I was taught the moves of chess by my parents and some drunken guests at a holiday party we, my family, were hosting at our then home in Germany. I was super excited to learn the moves. I had anticipated this. I even picked up little facts about the pieces from my relentless inquisitiveness. I knew the Queen was a powerful piece. I knew you didn’t want to get her taken. I had also heard that the knight can jump over other pieces. O, and something about pawns moving two squares but only on their first move. “So after the first move I have to move my pawns one square at a time?” “Can I take what’s in front?”
I took the adults instructions easily. I especially remembered that all which governed the knight was that it had to move in an L-shape.

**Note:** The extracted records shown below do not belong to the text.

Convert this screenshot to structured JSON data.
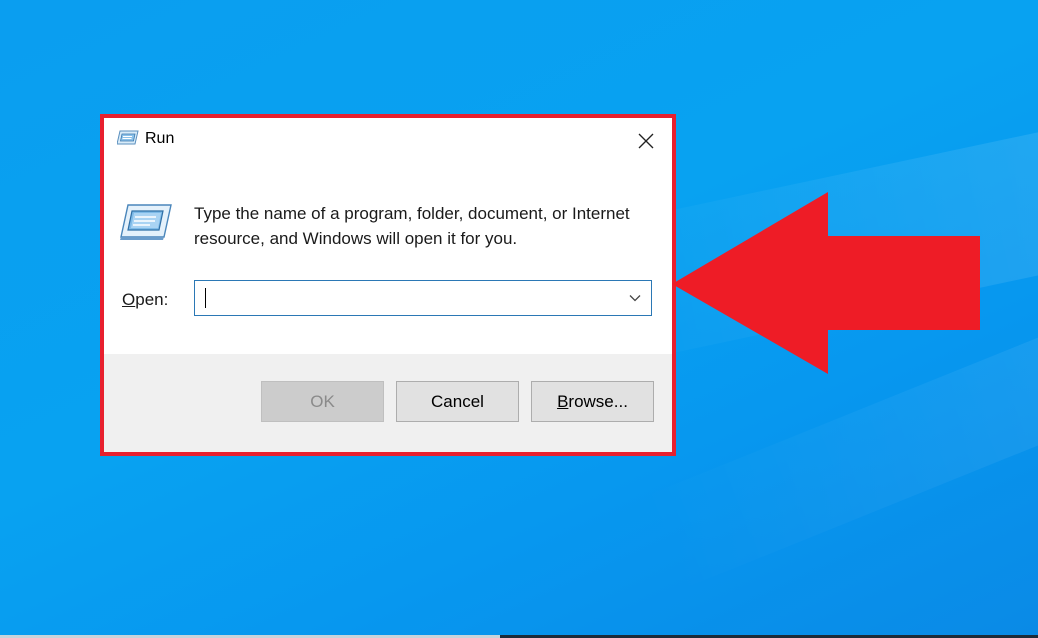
{
  "dialog": {
    "title": "Run",
    "instruction": "Type the name of a program, folder, document, or Internet resource, and Windows will open it for you.",
    "open_label_mnemonic": "O",
    "open_label_rest": "pen:",
    "open_value": "",
    "buttons": {
      "ok": "OK",
      "cancel": "Cancel",
      "browse_mnemonic": "B",
      "browse_rest": "rowse..."
    },
    "icons": {
      "title_icon": "run-app-icon",
      "big_icon": "run-app-icon",
      "close": "close-icon",
      "dropdown": "chevron-down-icon"
    }
  },
  "annotation": {
    "frame_color": "#e8202e",
    "arrow_color": "#ee1c26",
    "arrow_icon": "left-arrow-icon"
  },
  "desktop": {
    "background_color": "#0a9ef0"
  }
}
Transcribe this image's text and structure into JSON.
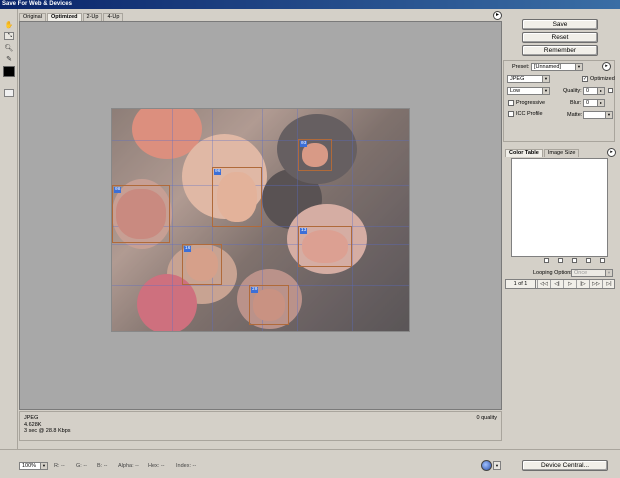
{
  "window": {
    "title": "Save For Web & Devices"
  },
  "tabs": [
    {
      "label": "Original"
    },
    {
      "label": "Optimized"
    },
    {
      "label": "2-Up"
    },
    {
      "label": "4-Up"
    }
  ],
  "tools": [
    "hand-icon",
    "slice-select-icon",
    "zoom-icon",
    "eyedropper-icon",
    "eyedropper-color-swatch",
    "toggle-slices-icon"
  ],
  "slices": [
    {
      "id": "03",
      "label": "03"
    },
    {
      "id": "06",
      "label": "06"
    },
    {
      "id": "08",
      "label": "08"
    },
    {
      "id": "13",
      "label": "13"
    },
    {
      "id": "16",
      "label": "16"
    },
    {
      "id": "20",
      "label": "20"
    }
  ],
  "info": {
    "format": "JPEG",
    "size": "4.628K",
    "time": "3 sec @ 28.8 Kbps",
    "quality": "0 quality"
  },
  "status": {
    "zoom": "100%",
    "r": "R: --",
    "g": "G: --",
    "b": "B: --",
    "alpha": "Alpha: --",
    "hex": "Hex: --",
    "index": "Index: --"
  },
  "buttons": {
    "save": "Save",
    "reset": "Reset",
    "remember": "Remember",
    "device_central": "Device Central..."
  },
  "settings": {
    "preset_label": "Preset:",
    "preset_value": "[Unnamed]",
    "format_value": "JPEG",
    "optimized_label": "Optimized",
    "optimized_checked": true,
    "quality_level": "Low",
    "quality_label": "Quality:",
    "quality_value": "0",
    "progressive_label": "Progressive",
    "blur_label": "Blur:",
    "blur_value": "0",
    "icc_label": "ICC Profile",
    "matte_label": "Matte:"
  },
  "color_table": {
    "tabs": [
      "Color Table",
      "Image Size"
    ],
    "looping_label": "Looping Options:",
    "looping_value": "Once",
    "frame_count": "1 of 1"
  },
  "colors": {
    "window_bg": "#d4d0c8",
    "canvas_bg": "#a8a8a8",
    "slice_tag": "#3b6fd8",
    "slice_border": "#b06a3a"
  }
}
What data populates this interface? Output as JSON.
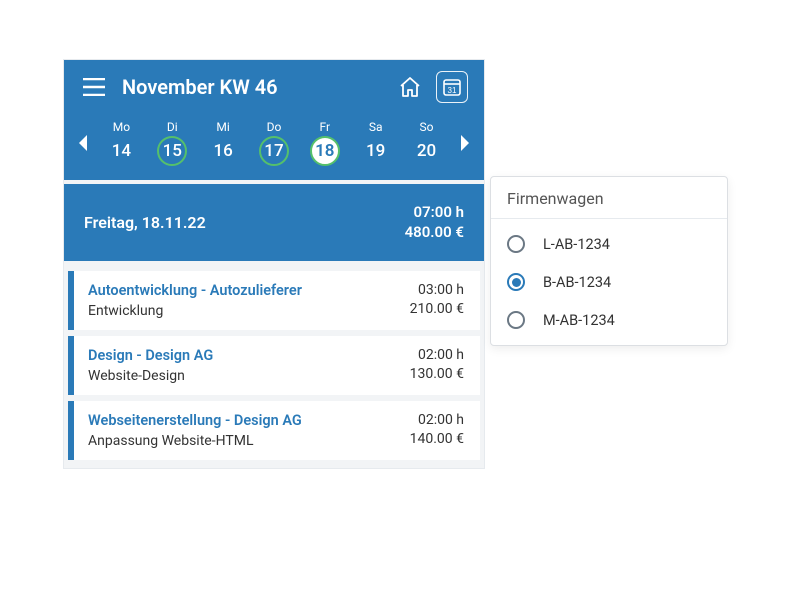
{
  "colors": {
    "primary": "#2a7ab8",
    "accent_green": "#55c06b"
  },
  "header": {
    "title": "November KW 46",
    "calendar_day": "31"
  },
  "week": {
    "days": [
      {
        "dow": "Mo",
        "num": "14",
        "state": ""
      },
      {
        "dow": "Di",
        "num": "15",
        "state": "ring"
      },
      {
        "dow": "Mi",
        "num": "16",
        "state": ""
      },
      {
        "dow": "Do",
        "num": "17",
        "state": "ring"
      },
      {
        "dow": "Fr",
        "num": "18",
        "state": "selected"
      },
      {
        "dow": "Sa",
        "num": "19",
        "state": ""
      },
      {
        "dow": "So",
        "num": "20",
        "state": ""
      }
    ]
  },
  "summary": {
    "date": "Freitag, 18.11.22",
    "hours": "07:00 h",
    "amount": "480.00 €"
  },
  "entries": [
    {
      "title": "Autoentwicklung - Autozulieferer",
      "sub": "Entwicklung",
      "hours": "03:00 h",
      "amount": "210.00 €"
    },
    {
      "title": "Design - Design AG",
      "sub": "Website-Design",
      "hours": "02:00 h",
      "amount": "130.00 €"
    },
    {
      "title": "Webseitenerstellung - Design AG",
      "sub": "Anpassung Website-HTML",
      "hours": "02:00 h",
      "amount": "140.00 €"
    }
  ],
  "popover": {
    "title": "Firmenwagen",
    "options": [
      {
        "label": "L-AB-1234",
        "checked": false
      },
      {
        "label": "B-AB-1234",
        "checked": true
      },
      {
        "label": "M-AB-1234",
        "checked": false
      }
    ]
  }
}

Ever since the lady told me about the L-shape move I can’t get my mind off how I’m going to totally win because everybody thinks the Queen is the most powerful piece but I know it’s actually the knight. After all, an L-shape move allows Black to capture White’s king on move one! These fools.

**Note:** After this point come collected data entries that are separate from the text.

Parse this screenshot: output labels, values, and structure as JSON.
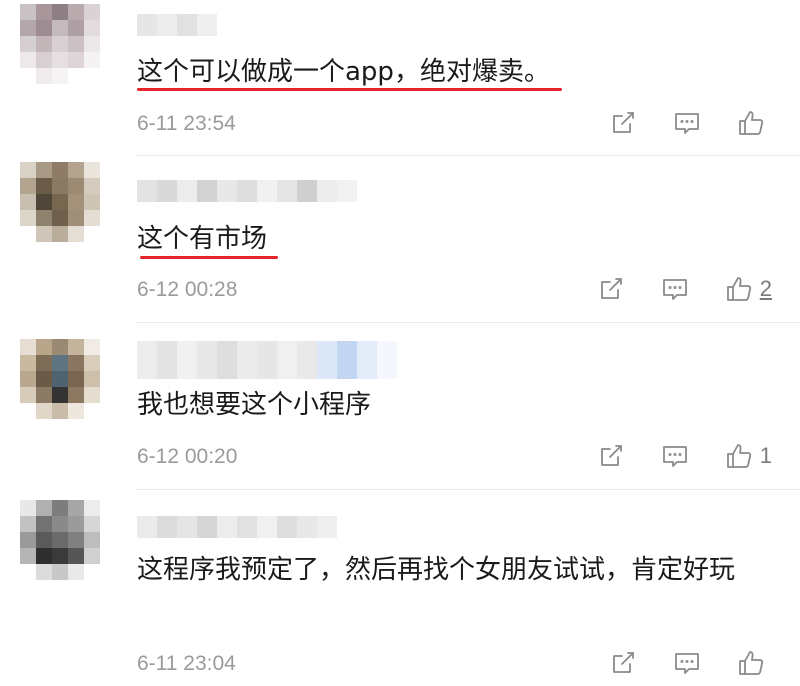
{
  "comments": [
    {
      "text": "这个可以做成一个app，绝对爆卖。",
      "time": "6-11 23:54",
      "like_count": "",
      "underlined": true
    },
    {
      "text": "这个有市场",
      "time": "6-12 00:28",
      "like_count": "2",
      "underlined": true
    },
    {
      "text": "我也想要这个小程序",
      "time": "6-12 00:20",
      "like_count": "1",
      "underlined": false
    },
    {
      "text": "这程序我预定了，然后再找个女朋友试试，肯定好玩",
      "time": "6-11 23:04",
      "like_count": "",
      "underlined": false
    }
  ],
  "icons": {
    "share": "share-icon",
    "reply": "comment-icon",
    "like": "thumbs-up-icon"
  },
  "colors": {
    "underline": "#e4252b",
    "timestamp": "#9a9a9a",
    "icon": "#8a8a8a"
  }
}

It wasn’t until we were playing that my tipsy tutor noticed I hadn’t quite grasped the rules of the knight yet. The opening I moved a pawn two squares — because that’s obviously what an educated chess-piece-mover would do. I figured people must be forgetting that they can move two squares all the time because of the way that the pawn’s rules were presented to me. I remembered. I won’t forget chess-rule-tutor. I won’t let you down like that. My turn again I picked up my knight and confidently drew an L-shape from b8 to e1, removing my opponents king and brilliantly winning the game.
“O, sweetly, you can’t move him like that, it has to be an L-shape.”
“But it is an L-shape. I drew it for you because I thought you might say that. It’s really an L though I can draw it again for you if you want.”
“Umm, no, that’s not what I mean. The knight doesn’t move the way you think it does. When I said “L-shape” what I meant was...” She reached across the tiny table we were playing at and moved the knight for me. “...two over and one up.” Okay, I thought, all I have to do is remember that. And I did.
I carried that rule with me like a mantra. It stayed with me incubating throughout those dormant years between learning the moves and actually playing the game until I was 14, calculating my first chess position. “Two over, one up; two over one up; two over one up.” Most pieces were easy to visualize moving but the knight, the TOOU (“Two Over One Up”) piece, it was the hardest. It seemed to me that this must be intentional; it must be an imbalance I have to deal with. But that isn’t true.
The knight is not some yoke to hobble the chess players mind. The knight isn’t even a more complicated piece relative to the others. In fact, besides the King, the pawn is the most complicated given en passant, the two-move rule, promotion, capturing, and, finally, moving! The knight is simply poorly described, misunderstood. The L-shape description with the piece jumping is too much. It’s an awkward and vague description. For a while after beginning chess it wasn’t obvious to me that the knight’s moves are symmetrical. And it would seem I’m not the only one as even Grandmasters find themselves surprised by backward knight moves — perhaps indicating that some of them are also TOOU calculators.
The knight is like the bishop but it has a slope of 3/2 and moves one square at a time. We can think of all the pieces like this, being governed by a unique angle(s). This is by far the easiest way. And, I suspect that this is a lost point of view. I think that, in describing the concept of slope, TOOU was used. Somehow, people forgot how the pieces so simplistically relate to one another and all that was left was the TOOU.